I don’t think any of us should shut up anymore.
My daughter is chosen for the role of Angel Gabriel in the school Nativity play. She is four years old. She hasn’t yet learned that she's supposed to be afraid of speaking up, of speaking out loud.
She memorises her lines with little effort, reeling them off in the back of the car: Listen to me. I am an Angel of the Lord. I bring you good news of great joy.
On the night of the performance, I help her to fasten the gold nylon dress, attach her halo, her glittery wings.
When she steps to the front of the stage and raises her arms, I’m recording it all on my phone for her dad, whom I left earlier that afternoon in the ICU, in the care of a specialised team.
I bring you good news of great joy, she says and her voice is clear, strong, unwavering in the darkened theatre.
It seems to me that my daughter knows exactly what she wants to say. She stands with her feet apart, looking straight out at the audience. Her confidence, amid the chaos and complexity of our family’s life over the previous months, moves me to tears.
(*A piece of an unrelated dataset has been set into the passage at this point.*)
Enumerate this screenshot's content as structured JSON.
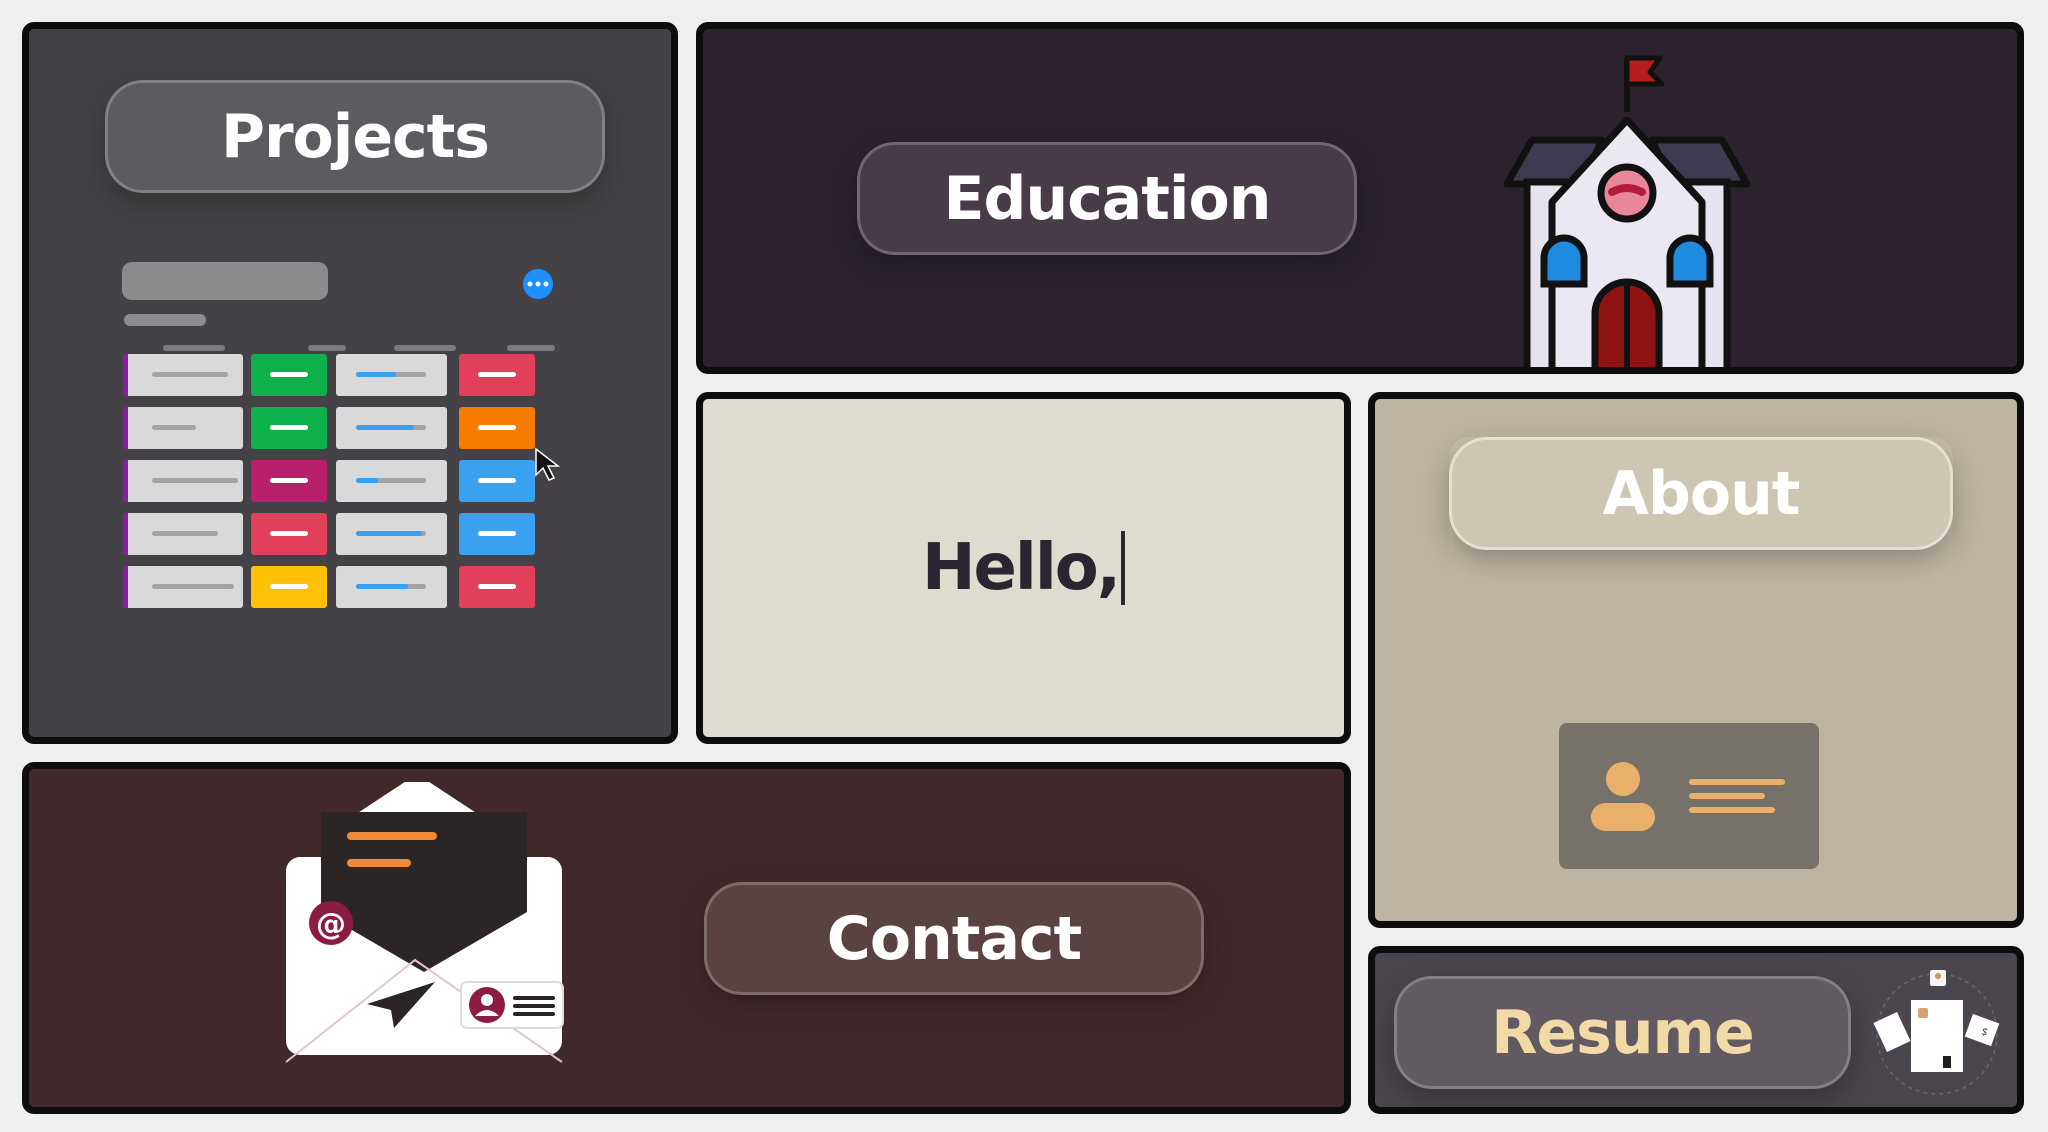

At the end of the performance, as we make our way to the stage to collect our angels and shepherds and sheep and wise men, one of the mums shoots me a wry expression.
‘Well, who’s got a very big voice?’ she says.
I don’t think it’s intended as a compliment.
Have you ever been told that your voice is too big, too small, too much, not enough? Do you find yourself second-guessing, editing yourself, hesitating to tell your story, perhaps even to yourself? Do you tend to tell yourself that writing in your journal is a bit self-indulgent?
These are just some of the many ways that we keep ourselves from ourselves and our creativity.